AL East: Why New York Yankees Lead MLB's Most Competitive Division
If you told me during Spring Training that the Yankees would own baseball’s best record and the largest divisional lead through 91 games, I would have had my reasonable doubts.
If you told me this would be the case despite suffering significant injuries to their top two starters, their starting center fielder and three key relievers, I would have one response.
But here we are in the middle of July, and New York holds a 10-game lead in what many believe to be the toughest division in baseball.
They are a season-high 23 games above .500 (57-34), and they’ve done it without several key pieces:
- CC Sabathia started on Tuesday for the first time in more than two weeks (15-day DL)
- Andy Pettitte broke his fibula and has been placed on the 60-day DL
- Brett Gardner has missed all but nine games with an elbow injury and could be out for the year
- Joba Chamberlain has missed the entire season thus far, but could return in August
- Dave Robertson missed 30 games with a strained left oblique
- Mariano Rivera is expected to miss the remainder of the season with a torn ACL
- Michael Pineda failed to make a single start after coming to New York in a blockbuster trade this past offseason.
Who has been the Yankees' most impressive bench player?
The list is so long it wouldn’t fit fluently into prose. The names are so big, even Joe Girardi might have to take a second look at the current standings.
But the number of injuries New York has endured isn’t even the most surprising part. It is how the Yankees have overcome such adversity to claim the league’s best record.
Or perhaps more importantly, who.
With a payroll just shy of $200 million, one might suspect that the Yankees’ $83 million/year infield would be responsible for shouldering the weight. But while household names like Derek Jeter and Alex Rodriguez are slotted into the daily lineup card, it has been the Yankees’ bench that has made the difference.
That’s right…the bench.
Now certainly the organization can’t complain about the production they have received from their stars.
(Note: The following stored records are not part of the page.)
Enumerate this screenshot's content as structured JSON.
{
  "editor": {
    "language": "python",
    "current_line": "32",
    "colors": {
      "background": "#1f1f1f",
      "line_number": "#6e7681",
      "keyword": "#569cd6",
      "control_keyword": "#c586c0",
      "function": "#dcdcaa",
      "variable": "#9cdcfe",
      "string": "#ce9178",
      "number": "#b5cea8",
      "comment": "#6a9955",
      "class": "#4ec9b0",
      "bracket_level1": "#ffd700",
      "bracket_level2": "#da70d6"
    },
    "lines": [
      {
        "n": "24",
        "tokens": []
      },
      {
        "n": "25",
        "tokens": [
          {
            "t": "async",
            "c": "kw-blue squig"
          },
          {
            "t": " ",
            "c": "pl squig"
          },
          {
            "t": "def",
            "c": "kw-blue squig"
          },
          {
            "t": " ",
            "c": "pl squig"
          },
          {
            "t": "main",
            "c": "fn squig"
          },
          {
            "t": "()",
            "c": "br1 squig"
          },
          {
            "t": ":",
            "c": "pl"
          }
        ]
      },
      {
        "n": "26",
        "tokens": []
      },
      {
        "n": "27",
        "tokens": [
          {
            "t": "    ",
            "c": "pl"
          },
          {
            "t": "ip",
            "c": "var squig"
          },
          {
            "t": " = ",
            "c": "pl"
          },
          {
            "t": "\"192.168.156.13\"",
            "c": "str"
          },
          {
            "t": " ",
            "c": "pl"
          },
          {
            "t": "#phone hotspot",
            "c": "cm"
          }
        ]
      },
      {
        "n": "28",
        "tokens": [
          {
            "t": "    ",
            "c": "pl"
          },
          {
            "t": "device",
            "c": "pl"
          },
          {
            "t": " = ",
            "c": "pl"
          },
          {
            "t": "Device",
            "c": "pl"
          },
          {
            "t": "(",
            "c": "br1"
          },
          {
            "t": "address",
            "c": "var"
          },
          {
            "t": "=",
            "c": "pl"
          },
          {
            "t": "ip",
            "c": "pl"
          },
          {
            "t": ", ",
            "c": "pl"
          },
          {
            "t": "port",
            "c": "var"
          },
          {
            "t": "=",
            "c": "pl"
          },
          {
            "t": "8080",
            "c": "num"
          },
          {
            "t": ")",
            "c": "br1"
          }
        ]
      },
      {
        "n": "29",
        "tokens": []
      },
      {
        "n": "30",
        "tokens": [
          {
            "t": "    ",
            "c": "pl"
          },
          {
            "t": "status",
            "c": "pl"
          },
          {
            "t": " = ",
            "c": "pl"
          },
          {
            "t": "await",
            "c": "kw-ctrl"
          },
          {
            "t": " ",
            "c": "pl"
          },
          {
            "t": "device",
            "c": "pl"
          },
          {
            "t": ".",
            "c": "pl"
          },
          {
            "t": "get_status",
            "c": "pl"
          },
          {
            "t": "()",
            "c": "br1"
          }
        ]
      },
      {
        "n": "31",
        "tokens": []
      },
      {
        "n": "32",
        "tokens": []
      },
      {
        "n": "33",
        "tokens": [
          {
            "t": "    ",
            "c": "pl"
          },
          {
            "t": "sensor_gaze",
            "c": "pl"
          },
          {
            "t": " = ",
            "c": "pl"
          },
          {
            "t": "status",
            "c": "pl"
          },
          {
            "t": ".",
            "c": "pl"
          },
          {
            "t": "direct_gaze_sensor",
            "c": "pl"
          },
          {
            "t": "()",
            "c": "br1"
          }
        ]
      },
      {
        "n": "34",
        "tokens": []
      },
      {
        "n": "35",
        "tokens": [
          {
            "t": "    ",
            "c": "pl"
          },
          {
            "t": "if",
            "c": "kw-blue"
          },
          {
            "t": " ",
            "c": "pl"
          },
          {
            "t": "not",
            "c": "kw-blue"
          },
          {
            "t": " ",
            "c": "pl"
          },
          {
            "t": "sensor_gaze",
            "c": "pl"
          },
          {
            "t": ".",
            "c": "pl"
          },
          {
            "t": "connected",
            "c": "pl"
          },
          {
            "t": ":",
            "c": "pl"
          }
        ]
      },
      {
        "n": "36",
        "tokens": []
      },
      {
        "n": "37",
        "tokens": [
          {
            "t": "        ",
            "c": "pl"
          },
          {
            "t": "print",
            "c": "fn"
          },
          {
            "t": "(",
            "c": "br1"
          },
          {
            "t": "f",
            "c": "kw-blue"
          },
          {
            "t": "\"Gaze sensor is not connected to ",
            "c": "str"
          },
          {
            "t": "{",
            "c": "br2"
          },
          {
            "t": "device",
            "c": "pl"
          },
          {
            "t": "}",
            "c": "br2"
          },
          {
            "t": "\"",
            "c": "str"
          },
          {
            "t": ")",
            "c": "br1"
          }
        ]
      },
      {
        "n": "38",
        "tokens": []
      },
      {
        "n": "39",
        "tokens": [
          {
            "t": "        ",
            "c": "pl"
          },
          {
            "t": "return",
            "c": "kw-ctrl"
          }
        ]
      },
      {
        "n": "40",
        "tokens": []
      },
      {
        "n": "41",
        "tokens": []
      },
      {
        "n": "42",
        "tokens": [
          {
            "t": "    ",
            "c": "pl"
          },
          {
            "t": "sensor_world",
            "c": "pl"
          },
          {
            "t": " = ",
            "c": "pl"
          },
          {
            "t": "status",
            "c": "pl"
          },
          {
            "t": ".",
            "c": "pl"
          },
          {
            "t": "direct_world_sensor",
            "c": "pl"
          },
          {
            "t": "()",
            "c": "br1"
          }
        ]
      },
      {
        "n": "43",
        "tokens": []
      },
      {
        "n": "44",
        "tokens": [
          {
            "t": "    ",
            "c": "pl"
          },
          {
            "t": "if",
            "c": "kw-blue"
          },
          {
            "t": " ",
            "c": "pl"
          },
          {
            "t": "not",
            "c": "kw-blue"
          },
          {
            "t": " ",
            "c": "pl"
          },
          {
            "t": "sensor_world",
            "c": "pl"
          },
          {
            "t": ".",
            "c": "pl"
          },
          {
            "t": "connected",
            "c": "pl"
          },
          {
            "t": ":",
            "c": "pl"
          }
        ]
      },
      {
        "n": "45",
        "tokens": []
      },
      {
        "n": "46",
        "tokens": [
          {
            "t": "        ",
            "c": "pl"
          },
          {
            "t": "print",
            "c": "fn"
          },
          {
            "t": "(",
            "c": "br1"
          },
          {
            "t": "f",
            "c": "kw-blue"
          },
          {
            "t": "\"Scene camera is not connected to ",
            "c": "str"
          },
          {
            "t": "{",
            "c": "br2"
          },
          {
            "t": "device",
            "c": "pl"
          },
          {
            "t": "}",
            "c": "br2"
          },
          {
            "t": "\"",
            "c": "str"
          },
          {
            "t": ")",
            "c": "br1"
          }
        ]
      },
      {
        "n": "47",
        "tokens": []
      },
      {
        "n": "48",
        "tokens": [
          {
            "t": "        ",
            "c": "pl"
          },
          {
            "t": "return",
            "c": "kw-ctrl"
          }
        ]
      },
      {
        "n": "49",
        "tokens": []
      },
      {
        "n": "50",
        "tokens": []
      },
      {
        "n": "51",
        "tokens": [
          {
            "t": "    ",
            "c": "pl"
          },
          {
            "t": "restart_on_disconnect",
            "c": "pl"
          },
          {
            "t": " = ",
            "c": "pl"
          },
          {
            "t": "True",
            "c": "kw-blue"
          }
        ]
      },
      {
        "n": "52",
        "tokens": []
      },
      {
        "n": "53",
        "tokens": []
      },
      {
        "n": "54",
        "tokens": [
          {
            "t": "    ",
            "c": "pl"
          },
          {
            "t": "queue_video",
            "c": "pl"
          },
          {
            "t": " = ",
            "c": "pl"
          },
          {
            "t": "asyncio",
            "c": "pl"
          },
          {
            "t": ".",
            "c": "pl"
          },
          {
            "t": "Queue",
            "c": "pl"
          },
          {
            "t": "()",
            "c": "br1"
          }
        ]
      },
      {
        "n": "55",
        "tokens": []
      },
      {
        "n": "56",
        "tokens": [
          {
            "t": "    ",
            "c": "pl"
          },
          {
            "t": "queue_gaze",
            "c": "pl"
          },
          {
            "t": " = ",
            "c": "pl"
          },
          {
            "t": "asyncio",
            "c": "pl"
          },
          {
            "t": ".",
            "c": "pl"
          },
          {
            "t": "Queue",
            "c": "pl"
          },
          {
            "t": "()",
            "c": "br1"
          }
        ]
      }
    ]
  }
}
Jeter ranks second in the league in hits and Robinson Cano should most definitely be in consideration for the MVP. But beyond the numbers that are expected with such large contracts, it has been the role players that separate New York from the rest of the league.
While the entire lineup struggled early on in the year to come up with the big hit, it was Raul Ibanez that came through in the clutch. When A-rod needs the day off at third base, it is Eric Chavez filling in like an everyday player.
Maybe because he is an everyday player.
The difference between the Yankees and the rest of baseball is their depth. They have bench players at every position that are accustom to playing and producing on a daily basis.
I mean, how many teams can say that they have a five-time All-Star coming off the bench to platoon against lefties? How many All-Stars can say that they would welcome an opportunity to bat in the bottom of the order?
Look at it this way. The Yankees’ three main bench players have more gold gloves (16) and All-Star selections (six) than a majority of baseball’s 40-man rosters.
Now that’s what I call depth.
Oddly enough, I came up with the idea for this article on Monday morning. I collected the stats for the role players assuming their home run and production numbers would provide sufficient evidence for my claim that the Yankees bench has been responsible for much of the team’s success.
And then Raul Ibanez hit a tie-breaking grand slam in the bottom of the eighth inning against the Blue Jays that same evening.
I began writing my article the following morning; planning to mention the veteran’s clutch performance as reference.
And then Andruw Jones smacked a three-run shot of his own in the second inning of Tuesday’s game.
The point is that the Yankees’ depth has helped account for the injuries they’ve endured. Yes Jones, Chavez and Ibanez are all past their prime, but that doesn’t mean that the Seattle Mariners wouln’t be slotting them into the batting order each and every night.
I think a lot of teams would.
Over a strenuous 162-game schedule, injuries are unavoidable and depth is invaluable. Having experienced, professional hitters (and fielders) to substitute in the late innings is a luxury that few organizations have.
But the Yankees are one. And they’re showing why they’re the best.